Simply stunning! Just look at that weathering on the fuselage of the RAF Sabre Mk.4 rising up above the clouds. It looks spot-on to me and something that I plan to try and replicate when I build my Sabre. Some of you may be wondering why I am commenting on the box? Well, the fact is great box art sells kits and I for one think the box is all part of the whole buying and ‘owning’ experience – it matters! It’s even better when the contents match the box in terms of quality and this is the case here in my opinion.
Detail in the cockpit is perfectly adequate for this scale, in fact it is better than adequate. An example are the very thin sides to the ejection seat, also the delicate control column and the raised detail behind the seat on the rear cockpit decking is superb. Right about now I start to take more detailed interest and inspect the remainder of the sprues for subtle detail. More of that in a moment. Decals are provided for the side and main instrument panels and these will be just fine in this scale with the dial detail being comprehensive and noteworthy.
You also get a decent looking pilot if you want to add him.
The finesse of the undercarriage legs is extraordinary – probably the best I have ever seen in this small scale. No flash, just fine, accurate crisp moulding – impressive. Also a nice set of slightly bulged tyres is supplied and when painted and weathered these will add to the final authentic look of your model. Different wheel hub detail is included depending on the specific aircraft you are creating.
Once again the panel line detail is very refined and this will add greatly to the realism of any finished model. Airfix are certainly listening to modellers and showing great willingness to raise their standards to that of the best and they are certainly getting close with this kit. The integral fin has a moulded-in rudder but it looks like a simple job to cut it away and reposition at a more ‘operational’ angle often seen on parked machines.
The intake could work quite well, we’ll have to wait and see in the build. The nose intake ring is separate and this will look great when attached and this is designed to butt up against a two-part intake trunking. With care the interior join should be able to be sanded smooth making for a nice clean-looking aircraft.
Fuselage side airbrake interior and door detail is excellent and you can pose the doors open or closed. The opportunity to pose mine open will be too great to resist and again I think should add to the final effect.
Wings, flaps and things
The hard-wing applicable to the RAF F.Mk.4 version is included, along with the small box-like wing fences.

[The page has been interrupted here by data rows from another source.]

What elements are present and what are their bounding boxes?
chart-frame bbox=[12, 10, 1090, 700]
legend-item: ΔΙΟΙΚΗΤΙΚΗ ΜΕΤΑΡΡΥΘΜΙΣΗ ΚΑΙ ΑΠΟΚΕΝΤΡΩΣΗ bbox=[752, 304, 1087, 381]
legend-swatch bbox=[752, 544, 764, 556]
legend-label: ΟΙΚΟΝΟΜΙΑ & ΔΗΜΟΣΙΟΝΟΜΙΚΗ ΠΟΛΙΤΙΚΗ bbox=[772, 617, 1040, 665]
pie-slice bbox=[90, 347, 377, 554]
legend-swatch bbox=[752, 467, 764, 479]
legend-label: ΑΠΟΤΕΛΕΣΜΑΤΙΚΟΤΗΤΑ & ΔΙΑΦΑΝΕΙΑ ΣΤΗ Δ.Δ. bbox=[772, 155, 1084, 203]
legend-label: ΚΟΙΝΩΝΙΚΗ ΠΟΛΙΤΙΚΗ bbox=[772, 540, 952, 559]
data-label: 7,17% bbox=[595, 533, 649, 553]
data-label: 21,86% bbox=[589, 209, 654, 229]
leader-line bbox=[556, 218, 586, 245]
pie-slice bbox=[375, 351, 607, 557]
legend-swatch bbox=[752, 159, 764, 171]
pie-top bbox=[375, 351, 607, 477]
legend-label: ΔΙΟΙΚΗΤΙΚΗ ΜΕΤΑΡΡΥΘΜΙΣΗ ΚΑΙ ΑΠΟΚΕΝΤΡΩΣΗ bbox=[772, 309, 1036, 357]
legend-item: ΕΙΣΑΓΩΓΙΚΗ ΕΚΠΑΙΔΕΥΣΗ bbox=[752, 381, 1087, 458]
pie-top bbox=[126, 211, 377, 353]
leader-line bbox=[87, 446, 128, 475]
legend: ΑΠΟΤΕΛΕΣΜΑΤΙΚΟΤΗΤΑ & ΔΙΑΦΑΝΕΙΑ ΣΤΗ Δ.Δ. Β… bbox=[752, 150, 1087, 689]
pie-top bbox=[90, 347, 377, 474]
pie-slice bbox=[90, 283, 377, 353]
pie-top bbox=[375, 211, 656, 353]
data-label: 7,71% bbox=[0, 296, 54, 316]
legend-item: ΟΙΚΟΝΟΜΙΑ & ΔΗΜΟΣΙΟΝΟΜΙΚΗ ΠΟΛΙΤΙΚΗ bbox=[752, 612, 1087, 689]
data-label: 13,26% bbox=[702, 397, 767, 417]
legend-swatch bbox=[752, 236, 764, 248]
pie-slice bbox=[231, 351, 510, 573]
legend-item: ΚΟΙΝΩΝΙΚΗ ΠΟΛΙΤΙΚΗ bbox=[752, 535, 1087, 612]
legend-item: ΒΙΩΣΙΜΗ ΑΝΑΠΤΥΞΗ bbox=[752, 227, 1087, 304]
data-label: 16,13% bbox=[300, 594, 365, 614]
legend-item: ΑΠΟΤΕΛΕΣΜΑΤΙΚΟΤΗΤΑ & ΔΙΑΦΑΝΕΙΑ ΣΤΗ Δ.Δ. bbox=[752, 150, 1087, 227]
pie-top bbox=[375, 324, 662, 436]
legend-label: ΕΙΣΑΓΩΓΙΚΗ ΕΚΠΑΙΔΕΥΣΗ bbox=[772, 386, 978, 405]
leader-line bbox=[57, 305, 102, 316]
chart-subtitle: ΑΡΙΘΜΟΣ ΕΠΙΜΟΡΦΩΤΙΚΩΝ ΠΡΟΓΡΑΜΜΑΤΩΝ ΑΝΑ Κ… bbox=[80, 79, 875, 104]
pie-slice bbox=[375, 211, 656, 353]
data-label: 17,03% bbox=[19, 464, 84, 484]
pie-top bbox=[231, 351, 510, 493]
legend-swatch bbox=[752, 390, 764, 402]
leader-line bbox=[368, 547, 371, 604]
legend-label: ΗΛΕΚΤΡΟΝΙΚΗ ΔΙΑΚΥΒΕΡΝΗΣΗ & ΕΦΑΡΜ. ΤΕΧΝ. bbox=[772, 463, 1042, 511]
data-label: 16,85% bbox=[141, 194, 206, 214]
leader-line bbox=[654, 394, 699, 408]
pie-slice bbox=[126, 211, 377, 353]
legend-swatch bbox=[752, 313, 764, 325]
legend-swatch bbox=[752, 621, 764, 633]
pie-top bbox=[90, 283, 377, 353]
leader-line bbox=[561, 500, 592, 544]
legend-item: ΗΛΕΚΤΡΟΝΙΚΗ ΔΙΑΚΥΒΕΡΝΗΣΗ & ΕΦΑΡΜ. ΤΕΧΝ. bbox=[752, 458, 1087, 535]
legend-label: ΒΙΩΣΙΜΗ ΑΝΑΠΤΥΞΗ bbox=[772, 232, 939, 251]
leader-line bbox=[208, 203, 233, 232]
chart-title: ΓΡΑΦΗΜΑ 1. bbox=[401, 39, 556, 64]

No option for dropped flaps or elevators positions is offered but that’s probably understandable for a kit in this scale and price range. Wheel well detail is again about right for 1:72 scale with reasonable scale depth to the main gear wells and the nose wheel bay being good, featuring substantial depth.
Nice looking these – very clear without any flash. The fact that the front screen is moulded separately is a major plus, enabling you to pose the canopy open and create a much more realistic-looking model. The canopy plastic is thin too adding to the quality of the package. Unfortunately there is a small mould imperfection on the underside of the front leading edge of the larger rear-sliding canopy section and I may need to seek a replacement as the imperfection is noticeable.
Instructions, decals and painting guide
The instructions are logical and well laid out. The usual exploded-stage diagram approach is used. The colour painting guide is an integral part of the instruction booklet and this is just fine – glad to see the all-colour guide is back – nice one Airfix.
Two very different aircraft are featured with this release:
- No. 112 Squadron, Royal Air Force Germany, Exercise “Carte Blanche”, Geilenkirchen, Germany, June 1955 – you know, the one with the shark mouth across the nose gear door. Dark Green/Dark Sea Grey upper surfaces over PRU Blue undersides and Oak coloured fuselage band
- Jugoslovensko Ratno Vazduhoplovstvo (Yugoslavian Air Force), 1965. Solver overall.
The decal sheet is well printed with all markings/colours in register. With these decals being printed for Airfix by Cartograf we should be fine on quality.
A good addition to what’s already available. The fine recessed detail, beautifully delicate and detailed undercarriage legs and bulged tyres are all positive, as is the choice of decals. It’s hard to really criticise this package, save for the small canopy imperfection and at around £8.99 (Mar 2011) it offers fantastic value for money and all in all a nice new kit beautifully presented.